With prices going sky high on most meat products as a result of inflation, this is kind of like sticking a band-aid on something that needs stitches. Until the costs to grow, transport, slaughter, package, distribute, and sell the meat comes down, this really won’t do much of anything. That’s the dangerous part about this move.
Tyson Foods, Cargill, the National Beef Packing Company, and JBS will receive massive protections at the same time. These four producers make up 85% of the market currently. Years ago, that number was as low as 35% and the local meatpacking plants and butcher shops had a solid foothold within the industry. As things currently sit, there is little being done to help them regain that status either.
Back in October 2021, Biden hammered another nail in the coffin of the small level meatpacker by having the Department of Homeland Security (DHS) announce the end of Immigration and Customs Enforcement (ICE) raids for undocumented workers. This never-ending supply of cheap and reliable labor may have kept the factories open, but more than that, it ensured profits would continue to grow year after year no matter what the economy does.
This move was done in staunch opposition to the push for robotics and innovation over illegal immigrant workers as pushed for by President Trump. Claire Kelloway of the Open Markets Institute laid out some framework for steps Biden could take if he truly wants to fix the situation. “It can start by issuing stronger rules under the Packers and Stockyards Act — a 1921 law that is supposed to protect farmers against unfair and deceptive business practices. Biden’s USDA could pass rules that actually give contract farmers the opportunity to seek justice when jerked around by meatpackers, and cut loopholes for corporations that justify farmer mistreatment as a reasonable business decision.”
Kelloway has some great ideas here, and she could certainly use some extra support from other government officials. One of her best ideas would require massive government involvement, yet it could yield the longest-lasting and best results. “But effective antitrust enforcement needs to go beyond breaking up Big Meat or cracking down on price-fixing. Regulators also need to set new rules of fair play to ensure alternative meatpacking models have a chance to succeed. The FTC has extensive power to issue fair competition rules that would do far more to dismantle corporate dominance, in meatpacking and beyond, than breaking up Big Meat alone.”
The idea of making ‘big meat’ break up and be formed into smaller groups is just smart business. Competition keeps prices fair for consumers, encourages proper levels of cleanliness, ensures adequate compensation for workers, and breeds innovation. It also ensures that there is a market for all; not just the cheapest to produce products.
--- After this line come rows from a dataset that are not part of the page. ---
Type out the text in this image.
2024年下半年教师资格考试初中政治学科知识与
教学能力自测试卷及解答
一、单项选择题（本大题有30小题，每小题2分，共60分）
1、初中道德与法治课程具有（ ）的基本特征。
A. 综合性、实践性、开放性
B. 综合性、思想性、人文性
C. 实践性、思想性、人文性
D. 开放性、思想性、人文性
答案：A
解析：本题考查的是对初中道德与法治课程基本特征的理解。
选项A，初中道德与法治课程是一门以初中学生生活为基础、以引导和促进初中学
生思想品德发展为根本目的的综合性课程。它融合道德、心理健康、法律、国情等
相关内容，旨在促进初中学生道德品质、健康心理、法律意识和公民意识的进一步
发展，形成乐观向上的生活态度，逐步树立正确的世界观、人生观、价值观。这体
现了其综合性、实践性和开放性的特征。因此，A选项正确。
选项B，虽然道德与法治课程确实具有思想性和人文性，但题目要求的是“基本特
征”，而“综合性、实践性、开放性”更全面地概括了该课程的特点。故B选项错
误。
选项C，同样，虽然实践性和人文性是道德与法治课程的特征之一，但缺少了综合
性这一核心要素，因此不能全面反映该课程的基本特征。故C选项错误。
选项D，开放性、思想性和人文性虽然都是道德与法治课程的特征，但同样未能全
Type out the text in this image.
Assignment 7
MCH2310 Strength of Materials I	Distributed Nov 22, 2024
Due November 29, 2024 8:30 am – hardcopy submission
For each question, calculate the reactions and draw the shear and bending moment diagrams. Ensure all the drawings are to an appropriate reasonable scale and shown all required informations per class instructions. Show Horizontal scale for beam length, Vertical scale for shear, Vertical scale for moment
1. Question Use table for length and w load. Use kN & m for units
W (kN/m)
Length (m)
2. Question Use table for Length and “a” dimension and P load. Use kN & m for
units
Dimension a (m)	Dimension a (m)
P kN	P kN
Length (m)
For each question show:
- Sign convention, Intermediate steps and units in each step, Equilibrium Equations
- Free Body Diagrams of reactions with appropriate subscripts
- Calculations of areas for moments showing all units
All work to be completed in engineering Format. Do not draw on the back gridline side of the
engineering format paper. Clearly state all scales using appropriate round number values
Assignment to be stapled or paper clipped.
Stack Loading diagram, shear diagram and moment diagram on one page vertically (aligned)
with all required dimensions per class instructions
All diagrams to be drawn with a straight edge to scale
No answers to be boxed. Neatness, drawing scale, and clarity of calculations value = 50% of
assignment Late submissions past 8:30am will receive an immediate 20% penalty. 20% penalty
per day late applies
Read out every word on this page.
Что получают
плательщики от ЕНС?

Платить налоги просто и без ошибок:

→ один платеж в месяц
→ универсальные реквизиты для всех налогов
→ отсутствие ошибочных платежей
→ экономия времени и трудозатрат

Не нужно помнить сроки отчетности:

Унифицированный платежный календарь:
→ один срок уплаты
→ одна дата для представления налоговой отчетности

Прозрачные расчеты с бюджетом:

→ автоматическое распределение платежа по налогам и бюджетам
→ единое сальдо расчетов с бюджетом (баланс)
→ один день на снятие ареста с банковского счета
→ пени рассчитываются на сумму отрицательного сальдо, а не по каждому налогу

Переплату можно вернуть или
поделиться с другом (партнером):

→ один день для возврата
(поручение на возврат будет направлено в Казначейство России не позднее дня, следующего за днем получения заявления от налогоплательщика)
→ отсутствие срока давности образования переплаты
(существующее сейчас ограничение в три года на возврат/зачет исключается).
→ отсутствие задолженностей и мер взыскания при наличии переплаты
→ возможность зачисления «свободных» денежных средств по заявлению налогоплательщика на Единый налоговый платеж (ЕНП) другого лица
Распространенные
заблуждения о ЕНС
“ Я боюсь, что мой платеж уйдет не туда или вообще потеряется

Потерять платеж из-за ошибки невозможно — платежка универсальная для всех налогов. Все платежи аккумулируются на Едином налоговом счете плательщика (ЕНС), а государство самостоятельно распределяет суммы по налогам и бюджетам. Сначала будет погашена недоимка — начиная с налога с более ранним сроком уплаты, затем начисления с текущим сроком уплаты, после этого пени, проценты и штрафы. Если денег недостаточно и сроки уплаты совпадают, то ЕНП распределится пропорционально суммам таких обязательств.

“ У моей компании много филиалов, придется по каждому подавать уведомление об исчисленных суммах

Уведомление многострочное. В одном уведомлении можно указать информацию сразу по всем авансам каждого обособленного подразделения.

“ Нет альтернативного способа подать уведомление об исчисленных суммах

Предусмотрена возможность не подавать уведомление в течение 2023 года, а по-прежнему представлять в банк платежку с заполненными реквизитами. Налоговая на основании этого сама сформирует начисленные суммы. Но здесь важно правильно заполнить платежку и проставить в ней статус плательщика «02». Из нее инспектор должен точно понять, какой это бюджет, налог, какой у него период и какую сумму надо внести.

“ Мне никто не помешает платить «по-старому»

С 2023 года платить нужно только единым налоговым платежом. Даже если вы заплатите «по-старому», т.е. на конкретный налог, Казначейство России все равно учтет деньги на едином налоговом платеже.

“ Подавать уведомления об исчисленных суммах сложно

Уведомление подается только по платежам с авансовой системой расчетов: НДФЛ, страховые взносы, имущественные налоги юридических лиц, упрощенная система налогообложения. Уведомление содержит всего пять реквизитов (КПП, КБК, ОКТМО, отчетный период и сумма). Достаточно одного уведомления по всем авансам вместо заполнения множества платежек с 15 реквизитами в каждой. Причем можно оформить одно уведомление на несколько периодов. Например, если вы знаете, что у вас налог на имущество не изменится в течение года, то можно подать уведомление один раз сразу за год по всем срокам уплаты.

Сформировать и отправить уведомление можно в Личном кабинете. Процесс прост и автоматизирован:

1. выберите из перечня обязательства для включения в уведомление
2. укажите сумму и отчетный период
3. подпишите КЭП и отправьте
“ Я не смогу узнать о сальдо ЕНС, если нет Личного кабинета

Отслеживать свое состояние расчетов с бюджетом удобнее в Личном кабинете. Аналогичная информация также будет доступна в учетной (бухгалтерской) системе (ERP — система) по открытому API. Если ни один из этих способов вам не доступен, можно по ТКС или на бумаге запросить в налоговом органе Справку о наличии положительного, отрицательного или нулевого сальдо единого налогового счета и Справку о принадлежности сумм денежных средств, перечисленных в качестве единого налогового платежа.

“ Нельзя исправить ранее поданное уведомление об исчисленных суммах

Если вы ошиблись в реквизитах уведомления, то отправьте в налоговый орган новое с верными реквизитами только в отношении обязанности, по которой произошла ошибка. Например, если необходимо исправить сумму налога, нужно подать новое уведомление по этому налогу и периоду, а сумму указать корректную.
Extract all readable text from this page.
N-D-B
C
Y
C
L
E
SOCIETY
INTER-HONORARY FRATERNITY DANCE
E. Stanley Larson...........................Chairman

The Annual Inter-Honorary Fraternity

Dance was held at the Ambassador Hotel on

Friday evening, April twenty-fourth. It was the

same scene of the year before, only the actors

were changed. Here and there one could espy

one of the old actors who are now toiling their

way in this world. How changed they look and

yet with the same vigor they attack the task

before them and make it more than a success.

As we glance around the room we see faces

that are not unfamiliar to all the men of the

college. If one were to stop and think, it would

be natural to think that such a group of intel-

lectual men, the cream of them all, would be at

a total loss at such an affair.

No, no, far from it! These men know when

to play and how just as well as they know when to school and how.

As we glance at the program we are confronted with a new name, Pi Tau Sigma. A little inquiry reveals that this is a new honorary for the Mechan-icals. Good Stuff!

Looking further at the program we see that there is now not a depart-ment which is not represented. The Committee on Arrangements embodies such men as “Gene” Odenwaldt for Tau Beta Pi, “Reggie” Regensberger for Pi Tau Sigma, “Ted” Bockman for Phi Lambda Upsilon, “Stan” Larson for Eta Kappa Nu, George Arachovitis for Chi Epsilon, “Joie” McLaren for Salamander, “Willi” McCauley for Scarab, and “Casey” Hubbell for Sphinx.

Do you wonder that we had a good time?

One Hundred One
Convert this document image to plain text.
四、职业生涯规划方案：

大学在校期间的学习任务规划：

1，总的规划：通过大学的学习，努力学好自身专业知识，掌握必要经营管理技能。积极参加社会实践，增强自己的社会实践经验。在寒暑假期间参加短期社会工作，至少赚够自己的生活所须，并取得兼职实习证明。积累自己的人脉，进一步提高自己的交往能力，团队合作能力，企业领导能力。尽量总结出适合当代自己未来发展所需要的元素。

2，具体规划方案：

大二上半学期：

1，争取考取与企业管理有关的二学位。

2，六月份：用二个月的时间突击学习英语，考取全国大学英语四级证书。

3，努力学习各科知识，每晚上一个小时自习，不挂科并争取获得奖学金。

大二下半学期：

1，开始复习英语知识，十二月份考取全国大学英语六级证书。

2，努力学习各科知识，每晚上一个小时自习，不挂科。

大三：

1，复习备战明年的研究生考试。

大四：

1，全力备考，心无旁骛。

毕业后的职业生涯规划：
However, this is a fruitless effort if there is no other action behind it.
Aside from more competition, there needs to be more done about inflation. If other workers making the supplies (farmhands, truck drivers, diesel techs, meat tray producers, etc) are needing to be paid more because their dollar is worth less, that means the cost of the final product is still sky-high. This is truly an all-in process as each key to the process is reliant on the other.